# Difference between i386 and i686 distros



## ahayes1ic (Jun 9, 2003)

What is the difference between i386 and i686 distros?

Does Red Hat come in a i686 distro?


----------



## utanja (Oct 22, 2003)

ahayes1ic said:


> What is the difference between i386 and i686 distros?
> 
> Does Red Hat come in a i686 distro?


the basic difference is code optimization....i505 distro is optimized for P4 and similar where as i386 is for the obsolete intel 386,......i386 will run on a p4 but i686 will run more efficiently...

i run redhat9 on one of my workstations and it installed the i686 kernel....however i believe that if i install it on a 386....it would automatically use the 386 kernel...

if your distro only installs a 386 kernel you can build a new kernel for the 686 (p4)...


----------



## ahayes1ic (Jun 9, 2003)

I have installed RH 9 on a P4 machine using the only ISO's I could find for RH which were i386.

Does this mean that my installation has been automatically optimised for my i686 machine?
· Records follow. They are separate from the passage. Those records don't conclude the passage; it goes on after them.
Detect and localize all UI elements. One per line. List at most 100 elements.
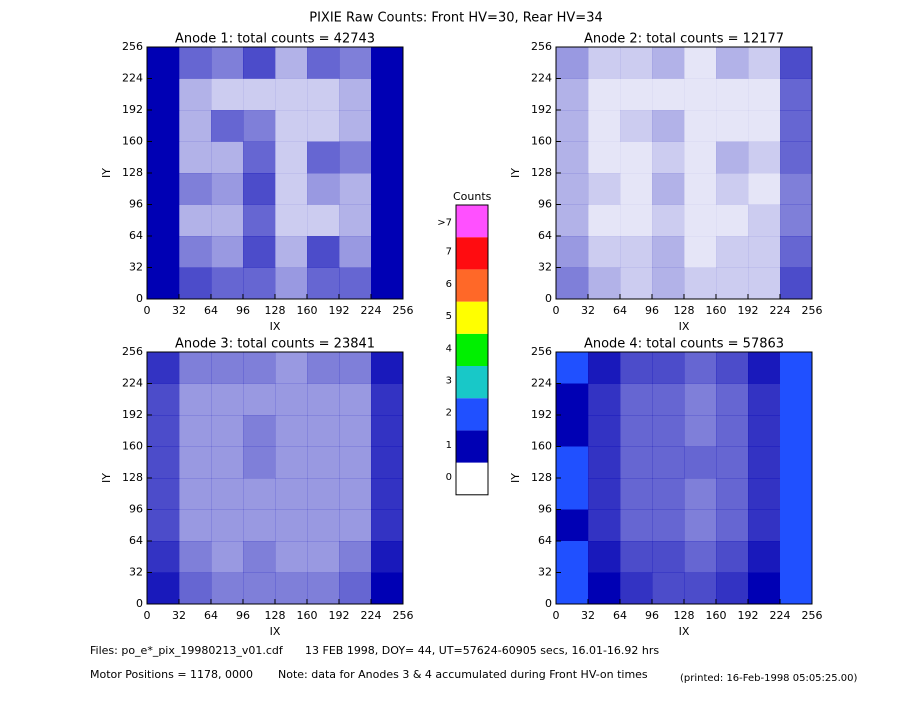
x-tick-label: 224 [361, 609, 382, 622]
heat-cell [780, 204, 813, 237]
heat-cell [684, 352, 717, 384]
heat-cell [620, 267, 653, 300]
heat-cell [179, 383, 212, 416]
x-tick-label: 160 [706, 304, 727, 317]
heat-cell [748, 110, 781, 142]
heat-cell [211, 267, 244, 300]
heat-cell [275, 478, 308, 510]
heat-cell [588, 267, 621, 300]
heat-cell [339, 415, 372, 447]
x-tick-label: 128 [265, 609, 286, 622]
heat-cell [243, 141, 276, 174]
heat-cell [684, 415, 717, 447]
heat-cell [339, 478, 372, 510]
x-tick-label: 256 [393, 304, 414, 317]
heat-cell [684, 173, 717, 205]
heat-cell [371, 383, 404, 416]
x-tick-label: 0 [553, 304, 560, 317]
y-tick-label: 256 [531, 345, 552, 358]
heat-cell [211, 141, 244, 174]
heat-cell [588, 541, 621, 573]
heat-cell [339, 541, 372, 573]
heat-cell [275, 352, 308, 384]
heat-cell [339, 509, 372, 542]
heat-cell [652, 173, 685, 205]
x-axis-label: IX [270, 625, 281, 638]
x-tick-label: 96 [645, 609, 659, 622]
heat-cell [243, 352, 276, 384]
x-tick-label: 0 [144, 609, 151, 622]
heat-cell [275, 141, 308, 174]
colorbar-label: 2 [446, 408, 452, 419]
colorbar-label: 6 [446, 279, 452, 290]
x-tick-label: 32 [172, 304, 186, 317]
x-tick-label: 64 [204, 304, 218, 317]
x-tick-label: 96 [645, 304, 659, 317]
colorbar-label: 4 [446, 343, 452, 354]
heat-cell [275, 204, 308, 237]
heat-cell [211, 352, 244, 384]
heat-cell [556, 415, 589, 447]
y-tick-label: 256 [531, 40, 552, 53]
heat-cell [371, 267, 404, 300]
y-tick-label: 160 [122, 135, 143, 148]
heat-cell [556, 267, 589, 300]
heat-cell [243, 236, 276, 268]
heat-cell [684, 204, 717, 237]
y-axis-label: IY [509, 473, 522, 483]
heat-cell [211, 110, 244, 142]
heat-cell [243, 415, 276, 447]
colorbar-box [456, 205, 488, 238]
heat-cell [780, 141, 813, 174]
heat-cell [275, 173, 308, 205]
y-tick-label: 32 [129, 261, 143, 274]
heat-cell [652, 236, 685, 268]
heat-cell [652, 415, 685, 447]
x-tick-label: 224 [361, 304, 382, 317]
heat-cell [307, 267, 340, 300]
heat-cell [179, 110, 212, 142]
heat-cell [556, 352, 589, 384]
heat-cell [748, 78, 781, 111]
heat-cell [780, 78, 813, 111]
heat-cell [307, 478, 340, 510]
heat-cell [243, 446, 276, 479]
heat-cell [147, 383, 180, 416]
heat-cell [371, 446, 404, 479]
x-tick-label: 160 [297, 304, 318, 317]
heat-cell [147, 141, 180, 174]
heat-cell [275, 509, 308, 542]
heat-cell [371, 204, 404, 237]
y-tick-label: 96 [538, 198, 552, 211]
heat-cell [307, 383, 340, 416]
panel-title: Anode 2: total counts = 12177 [584, 32, 784, 47]
heat-cell [339, 141, 372, 174]
heat-cell [275, 541, 308, 573]
heat-cell [780, 446, 813, 479]
x-axis-label: IX [679, 625, 690, 638]
x-tick-label: 64 [204, 609, 218, 622]
heat-cell [179, 509, 212, 542]
heat-cell [179, 352, 212, 384]
colorbar-label: 3 [446, 375, 452, 386]
x-tick-label: 192 [329, 609, 350, 622]
heat-cell [716, 236, 749, 268]
heat-cell [243, 110, 276, 142]
heat-cell [211, 47, 244, 79]
x-tick-label: 192 [738, 304, 759, 317]
colorbar-frame [455, 204, 489, 496]
x-tick-label: 256 [393, 609, 414, 622]
heat-cell [371, 78, 404, 111]
heat-cell [620, 478, 653, 510]
heat-cell [243, 478, 276, 510]
heat-cell [275, 383, 308, 416]
x-tick-label: 160 [297, 609, 318, 622]
heat-cell [748, 352, 781, 384]
heat-cell [780, 478, 813, 510]
y-tick-label: 160 [531, 440, 552, 453]
y-tick-label: 0 [545, 292, 552, 305]
heat-cell [147, 415, 180, 447]
heat-cell [211, 478, 244, 510]
heat-cell [748, 267, 781, 300]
I could only find an i386 distro of RH 9. Is there an i686 RH 9 distro?

Cheers


----------



## tnik (Aug 3, 2003)

To make it easy for distribution, companies just say that the i386 distros are for Pentium(Intel) class processors.. instead of having separate distros for the i386 and i686.. When you fine tune your kernel during the install, you have the option to set the processor to the type you have..


----------



## Whiteskin (Nov 16, 2002)

Of course, all predistributed binariaries are all compiled for i386. Unless it is somthing like video, where it will actually take advantage of the 686 class CPU. Distros like Gentoo compile everything from source, which means that every binary is customized for the specific computer.


----------